Unlike her California sisters who had to pay for their titles, Emerald found one, in the elderly sportsman Sir Bache Cunard (of the steamship-company Cunards), who was not only a peer of the realm but also an extremely rich man. As the fabled Lady Emerald Cunard she became, over the next forty years, one of the dominant social forces in England and one of London’s most powerful and popular hostesses. In the early 1930s she was a pivotal figure in “the Prince of Wales set” and was one of the principals in the heady swirl of events surrounding the prince’s romance with Mrs. Wallis Warfield Spencer Simpson. Following Edward VIII’s abdication, most of his former set quickly turned their backs on him and transferred their allegiance to the new monarch and his wife. But Emerald Cunard’s position was more secure. In fact, the new queen is supposed to have said, shortly after George VI’s succession to the throne, that she was afraid she and her husband would never be included in any of Emerald Cunard’s entertainments. “You see,” she said, “Emerald has so often said that Bertie and I are not fashionable.”

In San Francisco all these marital developments drew a mixed reaction from the press. On the one hand, the titled marriages were always fully reported with as much enthusiastic detail as might be used to describe a great American victory in a major war. But some sour notes were sounded too. From his society-gossip columnist’s desk at Hearst’s Examiner the irascible William Chambliss was particularly acid. To Chambliss, these marriages to “foreigners” represented a grave economic threat to the state of California, if not to the entire country. He saw good red-blooded American money being leaked out of the country in which it had been made. He wrote:

A complete list of all the marriages of American women to titled men, for the past thirty-five years, shows that at least two hundred million dollars have gone away from this country in that period.… California has had more than her share to bear. Seven California girls have taken away from this state alone nearly twenty millions of dollars, or ten per cent of the entire amount, in exchange for seven titles, most of which are both shabby and shop worn.

Prince Colonna has probably cost, up to date, in the neighborhood of five million dollars. Prince Hatzfedt [sic] an equal if not larger sum. Prince Poniatowski came cheaper: a quarter of a million was about his price.
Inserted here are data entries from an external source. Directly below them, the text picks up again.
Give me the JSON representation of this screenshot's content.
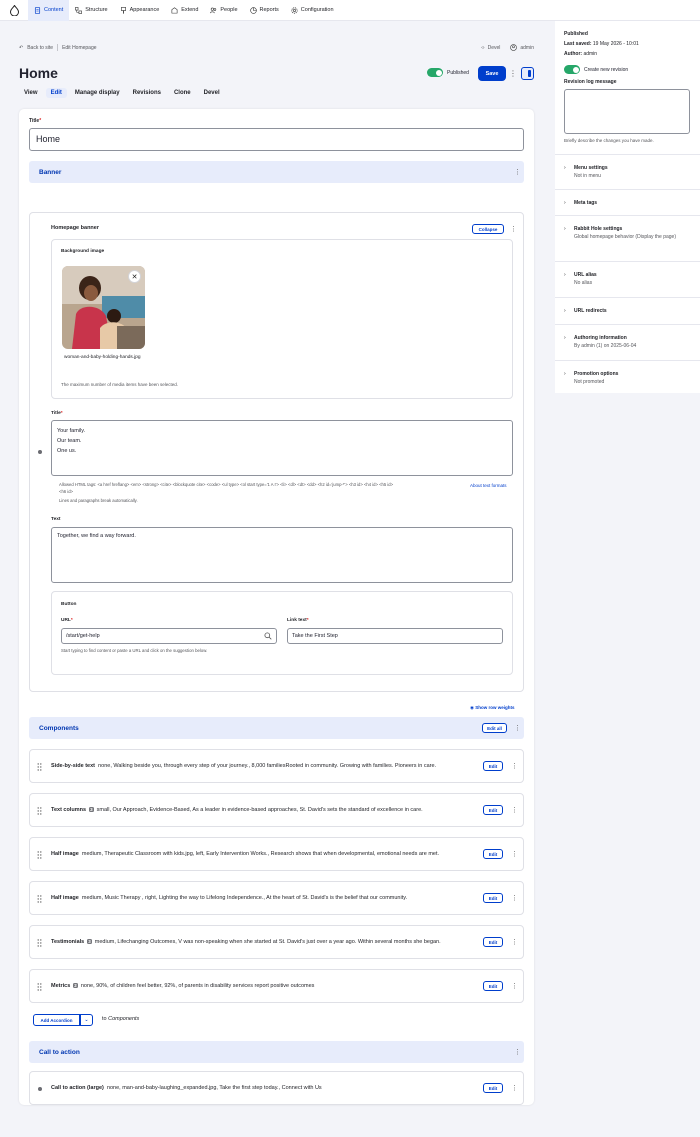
{
  "toolbar": {
    "items": [
      {
        "label": "Content",
        "icon": "document-icon",
        "active": true
      },
      {
        "label": "Structure",
        "icon": "structure-icon"
      },
      {
        "label": "Appearance",
        "icon": "brush-icon"
      },
      {
        "label": "Extend",
        "icon": "puzzle-icon"
      },
      {
        "label": "People",
        "icon": "people-icon"
      },
      {
        "label": "Reports",
        "icon": "chart-icon"
      },
      {
        "label": "Configuration",
        "icon": "gear-icon"
      }
    ]
  },
  "header": {
    "back_label": "Back to site",
    "crumb_label": "Edit Homepage",
    "devel_label": "Devel",
    "user_label": "admin",
    "page_title": "Home",
    "status_label": "Published",
    "save_label": "Save"
  },
  "tabs": [
    "View",
    "Edit",
    "Manage display",
    "Revisions",
    "Clone",
    "Devel"
  ],
  "form": {
    "title_label": "Title",
    "title_value": "Home",
    "banner_section": "Banner",
    "homepage_banner_label": "Homepage banner",
    "collapse_label": "Collapse",
    "background_image_label": "Background image",
    "image_filename": "woman-and-baby-holding-hands.jpg",
    "max_media_note": "The maximum number of media items have been selected.",
    "banner_title_label": "Title",
    "banner_title_lines": [
      "Your family.",
      "Our team.",
      "One us."
    ],
    "allowed_tags": "Allowed HTML tags: <a href hreflang> <em> <strong> <cite> <blockquote cite> <code> <ul type> <ol start type='1 A I'> <li> <dl> <dt> <dd> <h2 id='jump-*'> <h3 id> <h4 id> <h5 id> <h6 id>",
    "line_break_note": "Lines and paragraphs break automatically.",
    "about_formats": "About text formats",
    "text_label": "Text",
    "text_value": "Together, we find a way forward.",
    "button_label": "Button",
    "url_label": "URL",
    "url_value": "/start/get-help",
    "url_help": "Start typing to find content or paste a URL and click on the suggestion below.",
    "link_text_label": "Link text",
    "link_text_value": "Take the First Step",
    "show_row_weights": "Show row weights",
    "components_section": "Components",
    "edit_all_label": "Edit all",
    "edit_label": "Edit",
    "components": [
      {
        "type": "Side-by-side text",
        "badge": "",
        "summary": "none, Walking beside you, through every step of your journey., 8,000 familiesRooted in community. Growing with families. Pioneers in care."
      },
      {
        "type": "Text columns",
        "badge": "3",
        "summary": "small, Our Approach, Evidence-Based, As a leader in evidence-based approaches, St. David's sets the standard of excellence in care."
      },
      {
        "type": "Half image",
        "badge": "",
        "summary": "medium, Therapeutic Classroom with kids.jpg, left, Early Intervention Works., Research shows that when developmental, emotional needs are met."
      },
      {
        "type": "Half image",
        "badge": "",
        "summary": "medium, Music Therapy , right, Lighting the way to Lifelong Independence., At the heart of St. David's is the belief that our community."
      },
      {
        "type": "Testimonials",
        "badge": "3",
        "summary": "medium, Lifechanging Outcomes, V was non-speaking when she started at St. David's just over a year ago. Within several months she began."
      },
      {
        "type": "Metrics",
        "badge": "2",
        "summary": "none, 90%, of children feel better, 92%, of parents in disability services report positive outcomes"
      }
    ],
    "add_accordion_label": "Add Accordion",
    "to_label": "to",
    "to_target": "Components",
    "cta_section": "Call to action",
    "cta_row": {
      "type": "Call to action (large)",
      "summary": "none, man-and-baby-laughing_expanded.jpg, Take the first step today., Connect with Us"
    }
  },
  "sidebar": {
    "published": "Published",
    "last_saved_label": "Last saved:",
    "last_saved_value": "19 May 2026 - 10:01",
    "author_label": "Author:",
    "author_value": "admin",
    "create_revision": "Create new revision",
    "revision_log_label": "Revision log message",
    "revision_help": "Briefly describe the changes you have made.",
    "sections": [
      {
        "title": "Menu settings",
        "summary": "Not in menu"
      },
      {
        "title": "Meta tags",
        "summary": ""
      },
      {
        "title": "Rabbit Hole settings",
        "summary": "Global homepage behavior (Display the page)"
      },
      {
        "title": "URL alias",
        "summary": "No alias"
      },
      {
        "title": "URL redirects",
        "summary": ""
      },
      {
        "title": "Authoring information",
        "summary": "By admin (1) on 2025-06-04"
      },
      {
        "title": "Promotion options",
        "summary": "Not promoted"
      }
    ]
  },
  "colors": {
    "accent": "#003ecc",
    "section_bg": "#e7ecfb",
    "published_green": "#26a769",
    "page_bg": "#f3f4f9"
  }
}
Viscount Deerhurst and Lord Hesketh cost in the neighborhood of two and five million dollars respectively. The dot of Lord Wolesley’s California bride was probably something under a million, but with moderate luck Sir Bache Cunard will get some two millions of old man Carpentier’s accumulation of dollars, as his bride, Miss Burke, is the Outland Capitalist’s favorite niece and should come in for a large slice of his estate.

At the time the above was written the granddaughter of Darius Ogden Mills (the director of the Bank of California who had carried the bad news to William Ralston) had not yet married the Earl of Granard. Had that happened sooner, Chambliss would doubtless have accused Californians of contributing an even larger share of cash to the European money drain.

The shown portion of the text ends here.